The AAA ATPase p97 (called Cdc48p in yeast) is emerging as an important player in many ubiquitin-dependent processes. This essential and highly conserved protein represents 1% of the total protein in the eukaryotic cell and is targeted to substrates by a growing number of adaptor proteins. We have only begun to appreciate the importance of p97-containing complexes and still know very little about their biochemical, cellular, and molecular activities. Dale Haines reviews p97’s functions and the emerging evidence for p97 and p97 adaptors in tumorigenesis. The importance of ubiquitination in the endoplasmic reticulum–associated degradation (ERAD) and alterations of this regulation during chronic ER stress in cancer is analyzed by Tsai and Weissman.

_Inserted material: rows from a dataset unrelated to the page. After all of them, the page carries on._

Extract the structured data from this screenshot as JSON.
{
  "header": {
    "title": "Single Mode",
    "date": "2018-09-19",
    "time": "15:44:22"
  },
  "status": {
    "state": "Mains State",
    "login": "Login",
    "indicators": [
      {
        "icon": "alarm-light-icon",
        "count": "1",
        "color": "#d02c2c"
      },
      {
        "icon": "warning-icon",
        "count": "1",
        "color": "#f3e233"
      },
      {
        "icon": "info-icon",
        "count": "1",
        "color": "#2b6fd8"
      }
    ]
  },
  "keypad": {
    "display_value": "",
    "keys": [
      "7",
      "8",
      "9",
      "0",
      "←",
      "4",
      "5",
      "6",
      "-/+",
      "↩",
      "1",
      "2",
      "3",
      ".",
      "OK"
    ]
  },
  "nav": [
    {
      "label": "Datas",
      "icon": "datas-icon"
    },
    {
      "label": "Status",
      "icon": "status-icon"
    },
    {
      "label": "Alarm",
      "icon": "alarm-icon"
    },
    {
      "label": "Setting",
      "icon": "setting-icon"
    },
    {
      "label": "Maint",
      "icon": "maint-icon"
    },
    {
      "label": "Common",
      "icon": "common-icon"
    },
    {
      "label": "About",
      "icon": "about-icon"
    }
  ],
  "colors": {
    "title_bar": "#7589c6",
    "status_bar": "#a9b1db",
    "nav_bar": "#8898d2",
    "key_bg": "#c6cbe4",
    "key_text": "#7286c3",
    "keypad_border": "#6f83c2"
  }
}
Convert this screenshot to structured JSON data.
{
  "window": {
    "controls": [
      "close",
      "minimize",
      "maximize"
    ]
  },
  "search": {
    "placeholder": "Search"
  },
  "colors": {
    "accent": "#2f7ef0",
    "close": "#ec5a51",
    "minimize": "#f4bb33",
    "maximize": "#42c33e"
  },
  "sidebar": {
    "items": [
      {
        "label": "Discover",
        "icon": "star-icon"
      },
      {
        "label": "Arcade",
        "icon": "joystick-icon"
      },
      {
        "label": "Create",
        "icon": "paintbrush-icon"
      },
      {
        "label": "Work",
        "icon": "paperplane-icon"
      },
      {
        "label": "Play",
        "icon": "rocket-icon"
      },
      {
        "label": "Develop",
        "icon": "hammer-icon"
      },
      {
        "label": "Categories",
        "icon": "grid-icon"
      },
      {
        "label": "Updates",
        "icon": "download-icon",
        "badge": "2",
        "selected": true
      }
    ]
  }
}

Tso-Pan Yao summarizes the mechanistic role that ubiquitination plays in the clearance of potentially toxic protein aggregates by the aggresome-autophagy pathway and the possibility of targeting this pathway for cancer therapy.
Our expanding knowledge of how cells respond to DNA damage has revealed multiple roles for protein modification, with protein ubiquitination/SUMOylation being highly prevalent. Following DNA damage, many proteins are ubiquitinated, resulting in their destruction, and this is generally an important feature of cell adaptation to this stress. However, these modifications are not solely in place to regulate protein destruction. Rather, ubiquitin or SUMO modification of key checkpoint signaling proteins and of histones surrounding DNA breaks provides critical amplification signals essential to initiate cell adaptation. In their review, Tang and Greenberg discuss how such protein modifications contribute to chromatin organization around a double-strand break and thus to cell fate decisions.
Collectively, work during the past several years has contributed to an increased appreciation for the ever-expanding role of ubiquitin- and ubiquitin-like protein modification in the regulation of both normal and neoplastic cell growth. Given this trend, the next decade promises to be equally (if not more) exciting as it should not only deepen our theoretical understanding and resolve the controversies but also evolve toward more translational efforts that exploit ubiquitin-related targets for the anticancer therapies.